I have tried for some time to solve this problem and I'm stuck, so any help would be greatly appreciated. I'm not a math guy, so I apologize if I am missing something basic.
I have a function $f(x)$ $$f(x) = \sum_{i=1}^x dr^{i-1}$$ where
$x$ is a positive integer
$d$ is an initial delta and
$r$ is a factor which defines the rate at which each subsequent $f(x)$ value increase.
Specifically: \begin{align} f(1) =&\; d r^0 = d\\ f(2) =&\; f(1) + d r^1\\ f(3) =&\; f(2) + d r^2\\ f(4) =&\; f(3) + d r^3 \end{align} And more concretely, if $d=5$, $r=1.1$, and $n=5$ then \begin{align} f(1) = &\;5 \\ f(2) = &\;10.5 &= &\; 5 &&+ 5(1.1)^1\quad \text{(increase by }5.5)\\ f(3) = &\;16.55 &= &\; 10.5 &&+ 5(1.1)^2\quad \text{(increase by }6.05)\\ f(4) = &\;23.205 &= &\; 16.55 &&+ 5(1.1)^3\quad \text{(increase by }6.655)\\ f(5) = &\;30.5255 &= &\; 23.205 &&+ 5(1.1)^4\quad \text{(increase by }7.3205) \end{align}
Here is the problem I have not been able to solve:
If I am given:
$d$ (the initial increase)
$n$ (the number of periods)
and $y_n$ (the final value at $f(n)=y_n$)

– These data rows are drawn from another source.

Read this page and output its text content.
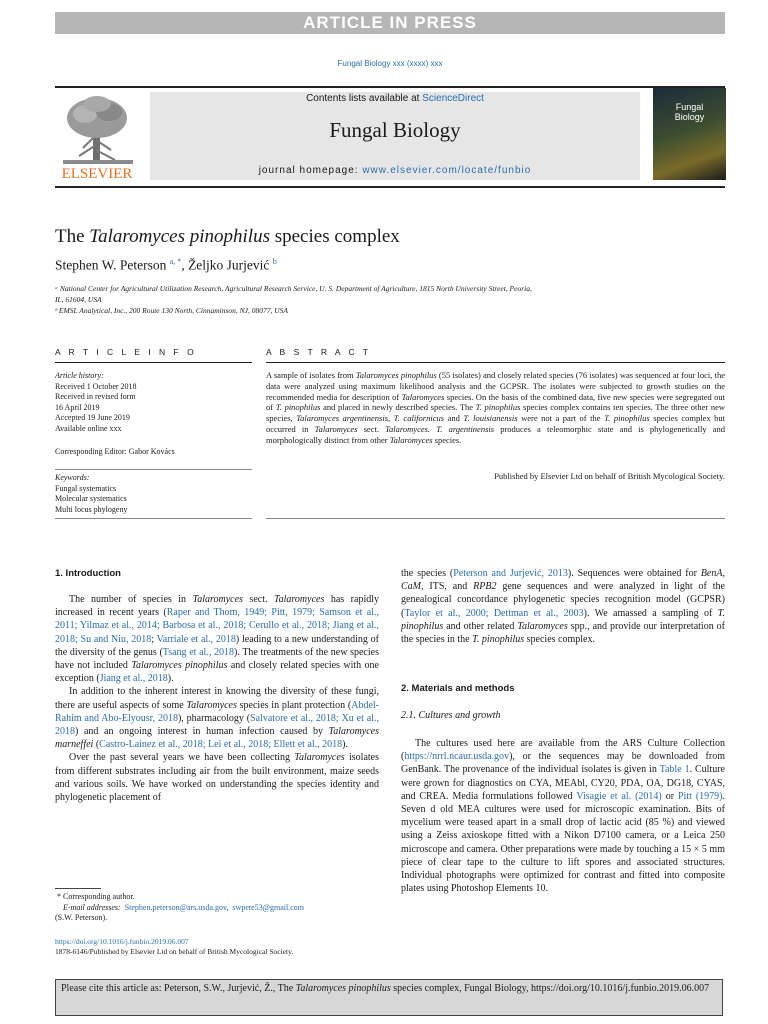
ARTICLE IN PRESS
Fungal Biology xxx (xxxx) xxx
ELSEVIER
Contents lists available at ScienceDirect
Fungal Biology
journal homepage: www.elsevier.com/locate/funbio
Fungal
Biology
The Talaromyces pinophilus species complex
Stephen W. Peterson $^{a, *}$, Željko Jurjević $^b$
ᵃ National Center for Agricultural Utilization Research, Agricultural Research Service, U. S. Department of Agriculture, 1815 North University Street, Peoria,
IL, 61604, USA
ᵇ EMSL Analytical, Inc., 200 Route 130 North, Cinnaminson, NJ, 08077, USA
A R T I C L E I N F O	A B S T R A C T
Article history:
Received 1 October 2018
Received in revised form
16 April 2019
Accepted 19 June 2019
Available online xxx
Corresponding Editor: Gabor Kovács
Keywords:
Fungal systematics
Molecular systematics
Multi locus phylogeny
A sample of isolates from Talaromyces pinophilus (55 isolates) and closely related species (76 isolates) was sequenced at four loci, the data were analyzed using maximum likelihood analysis and the GCPSR. The isolates were subjected to growth studies on the recommended media for description of Talaromyces species. On the basis of the combined data, five new species were segregated out of T. pinophilus and placed in newly described species. The T. pinophilus species complex contains ten species. The three other new species, Talaromyces argentinensis, T. californicus and T. louisianensis were not a part of the T. pinophilus species complex but occurred in Talaromyces sect. Talaromyces. T. argentinensis produces a teleomorphic state and is phylogenetically and morphologically distinct from other Talaromyces species.
Published by Elsevier Ltd on behalf of British Mycological Society.
1. Introduction

The number of species in Talaromyces sect. Talaromyces has rapidly increased in recent years (Raper and Thom, 1949; Pitt, 1979; Samson et al., 2011; Yilmaz et al., 2014; Barbosa et al., 2018; Cerullo et al., 2018; Jiang et al., 2018; Su and Niu, 2018; Varriale et al., 2018) leading to a new understanding of the diversity of the genus (Tsang et al., 2018). The treatments of the new species have not included Talaromyces pinophilus and closely related species with one exception (Jiang et al., 2018).

In addition to the inherent interest in knowing the diversity of these fungi, there are useful aspects of some Talaromyces species in plant protection (Abdel-Rahim and Abo-Elyousr, 2018), pharmacology (Salvatore et al., 2018; Xu et al., 2018) and an ongoing interest in human infection caused by Talaromyces marneffei (Castro-Lainez et al., 2018; Lei et al., 2018; Ellett et al., 2018).

Over the past several years we have been collecting Talaromyces isolates from different substrates including air from the built environment, maize seeds and various soils. We have worked on understanding the species identity and phylogenetic placement of

the species (Peterson and Jurjević, 2013). Sequences were obtained for BenA, CaM, ITS, and RPB2 gene sequences and were analyzed in light of the genealogical concordance phylogenetic species recognition model (GCPSR) (Taylor et al., 2000; Dettman et al., 2003). We amassed a sampling of T. pinophilus and other related Talaromyces spp., and provide our interpretation of the species in the T. pinophilus species complex.

2. Materials and methods
2.1. Cultures and growth

The cultures used here are available from the ARS Culture Collection (https://nrrl.ncaur.usda.gov), or the sequences may be downloaded from GenBank. The provenance of the individual isolates is given in Table 1. Culture were grown for diagnostics on CYA, MEAbl, CY20, PDA, OA, DG18, CYAS, and CREA. Media formulations followed Visagie et al. (2014) or Pitt (1979). Seven d old MEA cultures were used for microscopic examination. Bits of mycelium were teased apart in a small drop of lactic acid (85 %) and viewed using a Zeiss axioskope fitted with a Nikon D7100 camera, or a Leica 250 microscope and camera. Other preparations were made by touching a 15 × 5 mm piece of clear tape to the culture to lift spores and associated structures. Individual photographs were optimized for contrast and fitted into composite plates using Photoshop Elements 10.

* Corresponding author.
E-mail addresses: Stephen.peterson@ars.usda.gov,  swpete53@gmail.com
(S.W. Peterson).
https://doi.org/10.1016/j.funbio.2019.06.007
1878-6146/Published by Elsevier Ltd on behalf of British Mycological Society.
Please cite this article as: Peterson, S.W., Jurjević, Ž., The Talaromyces pinophilus species complex, Fungal Biology, https://doi.org/10.1016/j.funbio.2019.06.007
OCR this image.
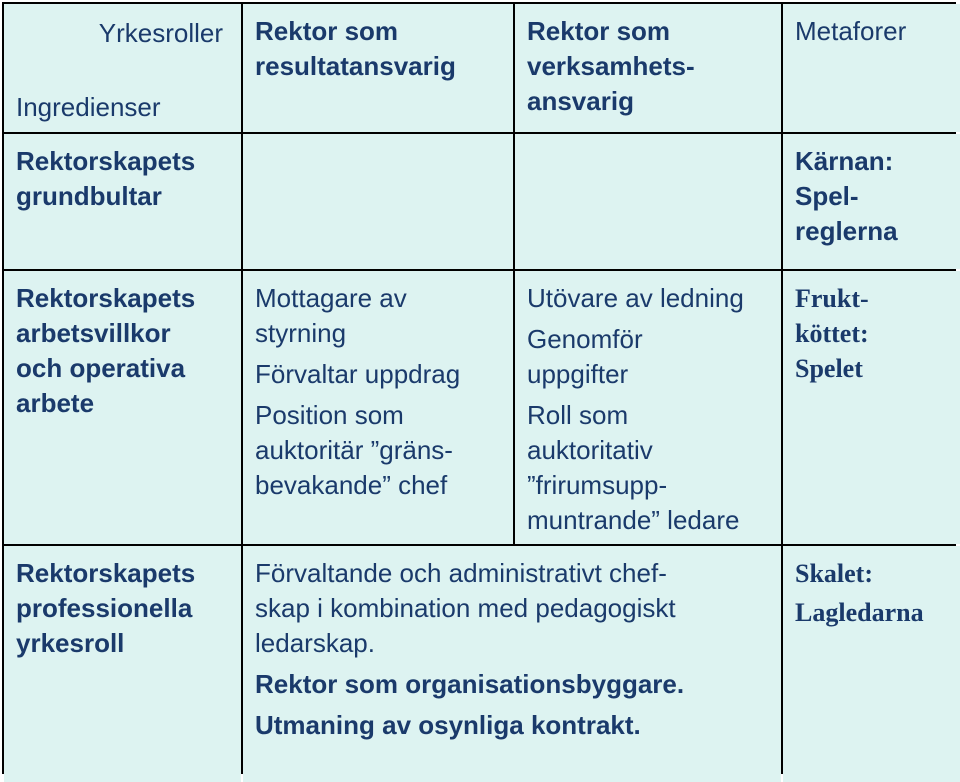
Yrkesroller
Ingredienser
Rektor som
resultatansvarig
Rektor som
verksamhets-
ansvarig
Metaforer
Rektorskapets
grundbultar
Kärnan:
Spel-
reglerna
Rektorskapets
arbetsvillkor
och operativa
arbete

Mottagare av
styrning

Förvaltar uppdrag

Position som
auktoritär ”gräns-
bevakande” chef

Utövare av ledning

Genomför
uppgifter

Roll som
auktoritativ
”frirumsupp-
muntrande” ledare

Frukt-
köttet:
Spelet
Rektorskapets
professionella
yrkesroll

Förvaltande och administrativt chef-
skap i kombination med pedagogiskt
ledarskap.

Rektor som organisationsbyggare.

Utmaning av osynliga kontrakt.

Skalet:
Lagledarna
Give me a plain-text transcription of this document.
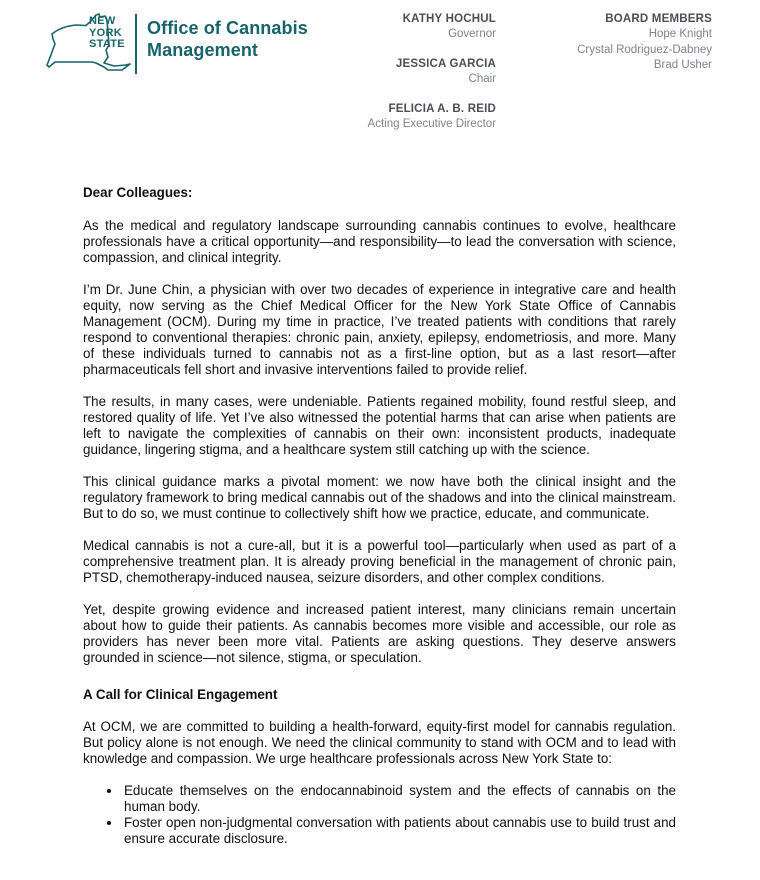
NEW
YORK
STATE
Office of Cannabis
Management
KATHY HOCHUL
Governor
JESSICA GARCIA
Chair
FELICIA A. B. REID
Acting Executive Director
BOARD MEMBERS
Hope Knight
Crystal Rodriguez-Dabney
Brad Usher

Dear Colleagues:

As the medical and regulatory landscape surrounding cannabis continues to evolve, healthcare professionals have a critical opportunity—and responsibility—to lead the conversation with science, compassion, and clinical integrity.

I’m Dr. June Chin, a physician with over two decades of experience in integrative care and health equity, now serving as the Chief Medical Officer for the New York State Office of Cannabis Management (OCM). During my time in practice, I’ve treated patients with conditions that rarely respond to conventional therapies: chronic pain, anxiety, epilepsy, endometriosis, and more. Many of these individuals turned to cannabis not as a first-line option, but as a last resort—after pharmaceuticals fell short and invasive interventions failed to provide relief.

The results, in many cases, were undeniable. Patients regained mobility, found restful sleep, and restored quality of life. Yet I’ve also witnessed the potential harms that can arise when patients are left to navigate the complexities of cannabis on their own: inconsistent products, inadequate guidance, lingering stigma, and a healthcare system still catching up with the science.

This clinical guidance marks a pivotal moment: we now have both the clinical insight and the regulatory framework to bring medical cannabis out of the shadows and into the clinical mainstream. But to do so, we must continue to collectively shift how we practice, educate, and communicate.

Medical cannabis is not a cure-all, but it is a powerful tool—particularly when used as part of a comprehensive treatment plan. It is already proving beneficial in the management of chronic pain, PTSD, chemotherapy-induced nausea, seizure disorders, and other complex conditions.

Yet, despite growing evidence and increased patient interest, many clinicians remain uncertain about how to guide their patients. As cannabis becomes more visible and accessible, our role as providers has never been more vital. Patients are asking questions. They deserve answers grounded in science—not silence, stigma, or speculation.

A Call for Clinical Engagement

At OCM, we are committed to building a health-forward, equity-first model for cannabis regulation. But policy alone is not enough. We need the clinical community to stand with OCM and to lead with knowledge and compassion. We urge healthcare professionals across New York State to:

• Educate themselves on the endocannabinoid system and the effects of cannabis on the human body.
• Foster open non-judgmental conversation with patients about cannabis use to build trust and ensure accurate disclosure.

1) How can I solve for $r$?
Right now I'm using a brute force interpolation in Python, but it seems like there must be a better way. I guess it is worth mentioning that I'm ultimately solving for $r$ programmatically in Python as opposed to using a pencil and paper, but I can write the code if you can give me the right math pointers.
So, as another concrete example, if I'm given $d=2$, $n=100$, and $f(100)=2000$, then how do I find that $r=1.0370626397$
2) Is there a way to calculate $f(x)$ without knowing $f(x-1)$?
Right now, I can only get to $f(x)$ by calculating all prior values.
Any help or even just advice telling me it there is no shortcut solution would be greatly appreciated.
$$f(n)=\sum_{i=1}^n dr^{i-1}=\frac{d(1-r^{n})}{1-r}$$
$$f(n)(1-r)=d(1-r^n)$$
which is an $n$-th degree polynomial.
Hence your problem is equivalent to solving the roots, $r$, of the following:
$$dr^n-f(n)r+f(n)-d=0$$
Note that for positive $r$, $\frac{1-r^n}{1-r}$ is an increasing function, you might like to use bisection to solve for when it is equal to $\frac{f(n)}{d}$.